US sees Israel, tight Mideast ally, as spy threat
WASHINGTON (AP) -- The CIA station chief opened the locked box containing the sensitive equipment he used from his home in Tel Aviv, Israel, to communicate with CIA headquarters in Virginia, only to find that someone had tampered with it. He sent word to his superiors about the break-in.
The incident, described by three former senior U.S. intelligence officials, might have been dismissed as just another cloak-and-dagger incident in the world of international espionage, except that the same thing had happened to the previous station chief in Israel.
It was a not-so-subtle reminder that, even in a country friendly to the United States, the CIA was itself being watched.
In a separate episode, according to another two former U.S. officials, a CIA officer in Israel came home to find the food in the refrigerator had been rearranged. In all the cases, the U.S. government believes Israel's security services were responsible.
http://hosted.ap.org/dynamic/stories/U/US_US_ISRAEL_SPYING?SITE=AP&SECTION=HOME&TEMPLATE=DEFAULT&CTIME=2012-07-28-09-25-08
no_hypocrisy
(46,067 posts)Jonathan Pollard
dballance
(5,756 posts)Of course they're spying on our spies in their country.
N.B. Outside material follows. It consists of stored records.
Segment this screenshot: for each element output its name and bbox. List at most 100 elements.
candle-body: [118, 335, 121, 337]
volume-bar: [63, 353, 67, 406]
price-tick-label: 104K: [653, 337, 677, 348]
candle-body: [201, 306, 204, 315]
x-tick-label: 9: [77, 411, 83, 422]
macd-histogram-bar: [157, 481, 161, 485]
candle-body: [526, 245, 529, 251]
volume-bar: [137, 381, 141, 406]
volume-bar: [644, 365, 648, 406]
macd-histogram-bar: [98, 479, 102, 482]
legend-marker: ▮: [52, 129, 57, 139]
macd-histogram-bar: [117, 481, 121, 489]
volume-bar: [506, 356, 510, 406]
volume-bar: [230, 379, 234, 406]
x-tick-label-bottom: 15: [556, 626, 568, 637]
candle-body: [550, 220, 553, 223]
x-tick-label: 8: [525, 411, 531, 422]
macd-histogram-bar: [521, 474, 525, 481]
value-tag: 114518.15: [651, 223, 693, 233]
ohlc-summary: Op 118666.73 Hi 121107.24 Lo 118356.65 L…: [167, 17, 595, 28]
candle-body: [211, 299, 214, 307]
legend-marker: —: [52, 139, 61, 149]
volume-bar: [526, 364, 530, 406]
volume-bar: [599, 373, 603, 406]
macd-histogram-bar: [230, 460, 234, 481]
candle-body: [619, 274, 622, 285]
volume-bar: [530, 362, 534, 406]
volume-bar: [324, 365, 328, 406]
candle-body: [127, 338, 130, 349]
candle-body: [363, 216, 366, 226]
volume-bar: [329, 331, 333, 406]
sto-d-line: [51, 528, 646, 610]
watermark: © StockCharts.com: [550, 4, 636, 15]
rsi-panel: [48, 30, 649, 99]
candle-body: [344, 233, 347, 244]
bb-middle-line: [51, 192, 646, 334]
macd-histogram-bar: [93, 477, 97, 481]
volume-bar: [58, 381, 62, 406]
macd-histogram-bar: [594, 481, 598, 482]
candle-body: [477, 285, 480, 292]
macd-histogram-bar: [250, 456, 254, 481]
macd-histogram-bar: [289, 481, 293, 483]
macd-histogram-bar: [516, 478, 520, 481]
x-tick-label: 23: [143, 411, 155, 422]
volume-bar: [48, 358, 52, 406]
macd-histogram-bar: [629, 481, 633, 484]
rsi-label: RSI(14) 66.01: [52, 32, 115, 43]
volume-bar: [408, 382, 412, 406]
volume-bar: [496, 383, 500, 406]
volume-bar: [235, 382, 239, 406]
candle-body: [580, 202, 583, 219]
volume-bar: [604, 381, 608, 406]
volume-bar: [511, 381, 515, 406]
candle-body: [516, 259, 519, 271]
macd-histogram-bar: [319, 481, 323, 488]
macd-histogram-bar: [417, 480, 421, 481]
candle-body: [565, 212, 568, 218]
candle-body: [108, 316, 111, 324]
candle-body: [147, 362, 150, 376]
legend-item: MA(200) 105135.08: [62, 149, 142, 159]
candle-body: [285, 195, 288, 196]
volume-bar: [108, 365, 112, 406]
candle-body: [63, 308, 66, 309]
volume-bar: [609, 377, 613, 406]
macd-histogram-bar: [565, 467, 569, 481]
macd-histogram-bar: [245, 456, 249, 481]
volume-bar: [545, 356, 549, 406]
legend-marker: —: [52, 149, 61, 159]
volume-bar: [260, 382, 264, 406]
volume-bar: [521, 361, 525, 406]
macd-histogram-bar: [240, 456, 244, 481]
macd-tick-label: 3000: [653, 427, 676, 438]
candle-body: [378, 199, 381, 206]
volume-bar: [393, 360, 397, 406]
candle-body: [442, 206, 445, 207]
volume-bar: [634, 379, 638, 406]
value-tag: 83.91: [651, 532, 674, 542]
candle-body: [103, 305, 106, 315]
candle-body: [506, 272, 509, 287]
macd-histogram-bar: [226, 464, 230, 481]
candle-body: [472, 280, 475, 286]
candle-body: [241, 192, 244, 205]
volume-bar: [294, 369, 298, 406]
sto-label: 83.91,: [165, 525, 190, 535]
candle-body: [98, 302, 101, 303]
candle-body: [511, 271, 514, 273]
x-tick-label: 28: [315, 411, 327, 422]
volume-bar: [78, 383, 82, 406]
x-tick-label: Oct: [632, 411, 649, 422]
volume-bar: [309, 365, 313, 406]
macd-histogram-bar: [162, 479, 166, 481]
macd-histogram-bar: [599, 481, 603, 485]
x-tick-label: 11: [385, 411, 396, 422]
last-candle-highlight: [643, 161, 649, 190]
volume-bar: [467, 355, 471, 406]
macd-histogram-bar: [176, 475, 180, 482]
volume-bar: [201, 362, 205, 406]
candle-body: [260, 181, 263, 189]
They'd be crazy not to and I'm certain we're doing the same with their Mossad agents in the US. It's not like the US and Israel really trust each other totally.
Both nations primarily work to advance their own goals for what they believe is in the best interest of that nation. Either will most certainly stab the other in the back whenever they believe it's necessary to further nationalistic goals.
This is not a surprise by any stretch of the imagination.
malthaussen
(17,184 posts)Spooks playing games, methinks.